The neighbor knew there was more to this noble bird than his behavior showed as a chicken.  He was born an eagle and had the heart of an eagle, and nothing could change that.  The neighbor reached down and lifted the eagle onto the fence surrounding the chicken coop and said,  “Eagle, you are an eagle.  Stretch your wings and fly.”  The eagle only look blankly at the man and clucked.  He jumped off the fence and continued doing what chicken do.  The farmer was satisfied. “I told you - he thinks he’s a chicken,” he said.
The neighbor couldn’t sleep that night and returned the next day to convince the farmer that the eagle was born for something greater.  The man took the eagle from the dirty coop and carried him to the top of the farmhouse.  Setting the bird down on the roof, the neighbor spoke to him: “Eagle, you are an eagle.  You therefore belong to the sky and not to the earth.  Stretch your wings and fly.” The large bird blinked at the man, clucked, and then jumped down into the chicken coop.

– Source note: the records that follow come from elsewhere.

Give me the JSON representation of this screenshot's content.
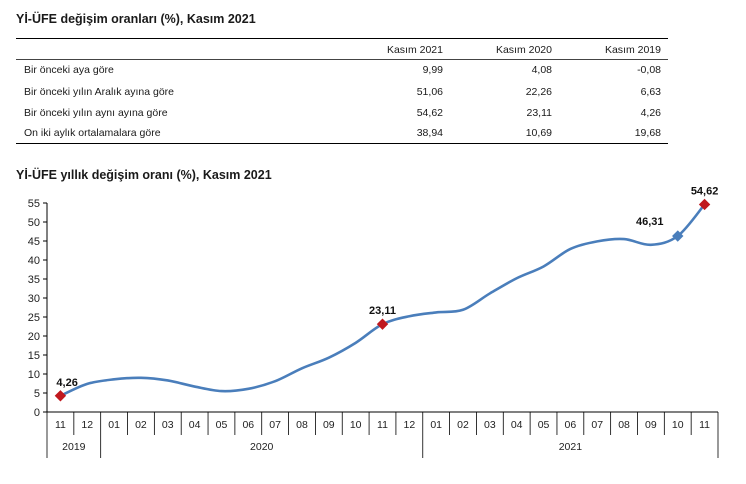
{
  "table": {
    "title": "Yİ-ÜFE değişim oranları (%), Kasım 2021",
    "columns": [
      "Kasım 2021",
      "Kasım 2020",
      "Kasım 2019"
    ],
    "rows": [
      {
        "label": "Bir önceki aya göre",
        "values": [
          "9,99",
          "4,08",
          "-0,08"
        ]
      },
      {
        "label": "Bir önceki yılın Aralık ayına göre",
        "values": [
          "51,06",
          "22,26",
          "6,63"
        ]
      },
      {
        "label": "Bir önceki yılın aynı ayına göre",
        "values": [
          "54,62",
          "23,11",
          "4,26"
        ]
      },
      {
        "label": "On iki aylık ortalamalara göre",
        "values": [
          "38,94",
          "10,69",
          "19,68"
        ]
      }
    ]
  },
  "chart_data": {
    "type": "line",
    "title": "Yİ-ÜFE yıllık değişim oranı (%), Kasım 2021",
    "categories": [
      "11",
      "12",
      "01",
      "02",
      "03",
      "04",
      "05",
      "06",
      "07",
      "08",
      "09",
      "10",
      "11",
      "12",
      "01",
      "02",
      "03",
      "04",
      "05",
      "06",
      "07",
      "08",
      "09",
      "10",
      "11"
    ],
    "years": [
      {
        "label": "2019",
        "count": 2
      },
      {
        "label": "2020",
        "count": 12
      },
      {
        "label": "2021",
        "count": 11
      }
    ],
    "series": [
      {
        "values": [
          4.26,
          7.4,
          8.6,
          9.0,
          8.3,
          6.7,
          5.5,
          6.1,
          8.1,
          11.5,
          14.3,
          18.2,
          23.11,
          25.2,
          26.2,
          26.9,
          31.2,
          35.2,
          38.3,
          42.9,
          44.9,
          45.5,
          44.0,
          46.31,
          54.62
        ]
      }
    ],
    "ylim": [
      0,
      55
    ],
    "yticks": [
      0,
      5,
      10,
      15,
      20,
      25,
      30,
      35,
      40,
      45,
      50,
      55
    ],
    "annotations": [
      {
        "index": 0,
        "label": "4,26",
        "marker": "red"
      },
      {
        "index": 12,
        "label": "23,11",
        "marker": "red"
      },
      {
        "index": 23,
        "label": "46,31",
        "marker": "blue"
      },
      {
        "index": 24,
        "label": "54,62",
        "marker": "red"
      }
    ],
    "colors": {
      "line": "#4a7ebb",
      "marker_red": "#c0191f",
      "marker_blue": "#4a7ebb",
      "grid": "#000000"
    }
  }
}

After another restless night, the friend returned the next morning to the chicken farm and took the eagle and the farmer away from the chicken coop to the foot of a high mountain.  They could not see the farm nor the chicken coop from this great height.  The man lifted the eagle on his outstretched arm and pointed high into the sky where the bright sun was beckoning above.  He spoke: “Eagle, you are an eagle!  You therefore belong to the sky and not to the earth.  Stretch your wings and fly.” This time the eagle stared skyward into the bright sun, straightened his large body, and stretched his massive wings.  His wings moved, slowly at first, then surely and powerfully.
With the mighty screech of an eagle, he flew away.